Watching our Fearless Leader on Sunday, I was fairly certain that the audience reaction would split fairly evenly along the national polarization boundary. The half that still approved of his performance would not be particularly dismayed at his inarticulate, meandering responses; the half that don't would be further convinced of his mediocrity. I was surprised to hear that such a luminary as Peggy Noonan was breaking ranks and pointing out the dearth of the emporer's Sunday apparel.
The president seemed tired, unsure and often bumbling. His answers were repetitive, and when he tried to clarify them he tended to make them worse. He did not seem prepared. He seemed in some way disconnected from the event. When he was thrown the semisoftball question on his National Guard experience--he's been thrown this question for 10 years now--he spoke in a way that seemed detached. "It's politics." Well yes, we know that. Tell us more.

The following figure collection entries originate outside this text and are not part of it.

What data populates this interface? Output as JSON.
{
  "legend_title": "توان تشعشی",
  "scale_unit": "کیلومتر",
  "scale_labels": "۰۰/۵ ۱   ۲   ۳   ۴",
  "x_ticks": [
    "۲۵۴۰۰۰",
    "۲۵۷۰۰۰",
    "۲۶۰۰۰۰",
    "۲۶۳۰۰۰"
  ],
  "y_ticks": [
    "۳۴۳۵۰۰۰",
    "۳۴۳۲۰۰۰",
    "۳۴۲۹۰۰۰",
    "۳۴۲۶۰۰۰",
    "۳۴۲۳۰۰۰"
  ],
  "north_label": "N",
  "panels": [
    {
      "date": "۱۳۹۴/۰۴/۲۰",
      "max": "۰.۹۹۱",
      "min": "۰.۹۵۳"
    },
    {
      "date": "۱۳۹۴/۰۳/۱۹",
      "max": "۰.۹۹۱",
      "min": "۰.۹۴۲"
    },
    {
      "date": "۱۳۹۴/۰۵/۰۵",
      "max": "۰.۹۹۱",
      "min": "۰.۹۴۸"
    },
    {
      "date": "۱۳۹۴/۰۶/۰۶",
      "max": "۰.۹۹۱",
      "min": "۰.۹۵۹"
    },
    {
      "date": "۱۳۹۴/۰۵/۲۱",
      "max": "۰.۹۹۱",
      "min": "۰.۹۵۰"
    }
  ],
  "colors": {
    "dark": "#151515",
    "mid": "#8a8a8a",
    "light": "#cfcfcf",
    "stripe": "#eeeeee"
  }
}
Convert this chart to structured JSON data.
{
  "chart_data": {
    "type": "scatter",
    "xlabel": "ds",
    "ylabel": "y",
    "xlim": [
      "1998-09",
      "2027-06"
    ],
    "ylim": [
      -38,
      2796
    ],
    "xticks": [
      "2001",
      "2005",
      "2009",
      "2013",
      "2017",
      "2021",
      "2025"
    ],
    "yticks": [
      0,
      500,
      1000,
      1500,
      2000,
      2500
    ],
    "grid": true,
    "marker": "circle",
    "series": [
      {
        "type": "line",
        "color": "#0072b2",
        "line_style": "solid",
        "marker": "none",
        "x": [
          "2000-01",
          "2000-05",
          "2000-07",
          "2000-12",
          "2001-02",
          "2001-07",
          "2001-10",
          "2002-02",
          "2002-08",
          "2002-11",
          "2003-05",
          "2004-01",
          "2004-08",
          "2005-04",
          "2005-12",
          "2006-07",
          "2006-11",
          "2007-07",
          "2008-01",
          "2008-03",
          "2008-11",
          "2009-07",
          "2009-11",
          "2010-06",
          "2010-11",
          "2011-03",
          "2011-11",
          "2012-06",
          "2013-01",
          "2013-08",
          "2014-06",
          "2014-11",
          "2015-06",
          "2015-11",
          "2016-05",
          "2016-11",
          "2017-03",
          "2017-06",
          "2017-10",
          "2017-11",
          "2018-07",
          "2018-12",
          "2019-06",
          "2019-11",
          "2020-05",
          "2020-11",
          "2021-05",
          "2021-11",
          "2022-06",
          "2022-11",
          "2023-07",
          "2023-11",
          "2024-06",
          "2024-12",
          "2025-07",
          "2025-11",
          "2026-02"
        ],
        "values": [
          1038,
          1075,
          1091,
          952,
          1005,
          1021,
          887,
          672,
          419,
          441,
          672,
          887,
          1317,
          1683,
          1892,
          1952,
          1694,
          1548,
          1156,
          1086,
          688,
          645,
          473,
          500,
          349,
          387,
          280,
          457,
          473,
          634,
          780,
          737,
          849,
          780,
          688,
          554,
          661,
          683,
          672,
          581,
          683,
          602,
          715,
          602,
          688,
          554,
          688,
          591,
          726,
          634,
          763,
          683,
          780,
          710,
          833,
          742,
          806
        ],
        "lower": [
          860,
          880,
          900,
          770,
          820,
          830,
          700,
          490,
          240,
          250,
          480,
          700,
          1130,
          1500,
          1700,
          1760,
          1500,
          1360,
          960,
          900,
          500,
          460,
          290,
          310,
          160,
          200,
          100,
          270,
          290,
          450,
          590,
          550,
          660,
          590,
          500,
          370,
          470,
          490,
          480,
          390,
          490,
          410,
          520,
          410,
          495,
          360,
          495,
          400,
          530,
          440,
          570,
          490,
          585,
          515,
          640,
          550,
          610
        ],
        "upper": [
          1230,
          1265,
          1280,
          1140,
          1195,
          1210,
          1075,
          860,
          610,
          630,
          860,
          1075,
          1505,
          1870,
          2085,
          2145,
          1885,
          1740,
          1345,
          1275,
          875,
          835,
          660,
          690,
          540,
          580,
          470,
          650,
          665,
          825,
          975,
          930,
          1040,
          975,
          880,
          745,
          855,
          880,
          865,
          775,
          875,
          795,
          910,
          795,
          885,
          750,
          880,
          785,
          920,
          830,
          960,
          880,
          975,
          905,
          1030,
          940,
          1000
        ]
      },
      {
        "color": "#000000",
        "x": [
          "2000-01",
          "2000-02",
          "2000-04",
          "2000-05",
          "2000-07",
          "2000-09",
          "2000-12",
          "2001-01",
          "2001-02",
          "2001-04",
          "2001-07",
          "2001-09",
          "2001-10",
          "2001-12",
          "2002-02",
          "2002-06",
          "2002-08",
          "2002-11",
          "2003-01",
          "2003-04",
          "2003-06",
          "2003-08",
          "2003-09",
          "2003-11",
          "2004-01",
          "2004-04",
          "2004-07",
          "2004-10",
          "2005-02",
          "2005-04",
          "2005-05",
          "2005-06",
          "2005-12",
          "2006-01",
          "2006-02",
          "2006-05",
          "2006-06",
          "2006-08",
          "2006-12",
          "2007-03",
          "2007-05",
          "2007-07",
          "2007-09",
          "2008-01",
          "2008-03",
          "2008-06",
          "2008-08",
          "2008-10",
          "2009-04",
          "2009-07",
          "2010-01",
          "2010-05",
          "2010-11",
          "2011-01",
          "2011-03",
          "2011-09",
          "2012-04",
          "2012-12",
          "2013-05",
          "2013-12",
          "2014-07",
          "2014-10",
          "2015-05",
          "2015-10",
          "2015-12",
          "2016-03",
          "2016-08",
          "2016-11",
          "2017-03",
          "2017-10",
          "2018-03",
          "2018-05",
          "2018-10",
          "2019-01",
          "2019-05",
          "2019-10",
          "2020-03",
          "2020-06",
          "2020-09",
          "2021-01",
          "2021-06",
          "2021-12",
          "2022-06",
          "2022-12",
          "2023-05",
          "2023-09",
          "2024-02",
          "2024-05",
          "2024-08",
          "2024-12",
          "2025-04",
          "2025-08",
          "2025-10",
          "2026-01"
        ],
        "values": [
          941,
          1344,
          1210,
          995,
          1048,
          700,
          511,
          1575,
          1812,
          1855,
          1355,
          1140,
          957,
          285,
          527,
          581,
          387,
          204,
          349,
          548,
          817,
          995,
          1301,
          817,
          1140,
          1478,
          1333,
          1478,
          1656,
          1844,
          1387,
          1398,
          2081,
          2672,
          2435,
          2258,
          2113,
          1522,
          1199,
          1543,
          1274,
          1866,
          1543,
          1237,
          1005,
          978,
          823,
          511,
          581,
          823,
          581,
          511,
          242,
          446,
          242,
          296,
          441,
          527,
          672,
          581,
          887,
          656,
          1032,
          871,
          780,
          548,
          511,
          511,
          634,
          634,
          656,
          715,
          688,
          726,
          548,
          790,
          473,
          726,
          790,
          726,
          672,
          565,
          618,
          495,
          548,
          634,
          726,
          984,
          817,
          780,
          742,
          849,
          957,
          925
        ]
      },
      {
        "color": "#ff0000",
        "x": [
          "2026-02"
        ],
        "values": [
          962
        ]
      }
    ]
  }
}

That particular paragraph has already traveled far and wide. What has been largely ignored is the dozen paragraphs of "but, so what" that followed, e.g.:
Mr. Bush is as bright as John Kerry, just as Mr. Reagan was as bright as Walter Mondale, who was very good at talking points. They all are and were intelligent. Yet neither Mr. Bush's interviews and press conferences nor Mr. Reagan's suggested anything about what they were like in the office during a crisis: engaged, and tough. It's something else.
Bottom line, nobody seems to have changed their mind last Sunday.
Nor does anyone seem to understand what the explosion in the debt from the aggregated Dubya Deficits on top of Social Security trust fund IOUs coming due is going to do the budget. As debt servicing starts climbing towards a trillion a year, it won't be pretty here. It may get pretty ugly everywhere else.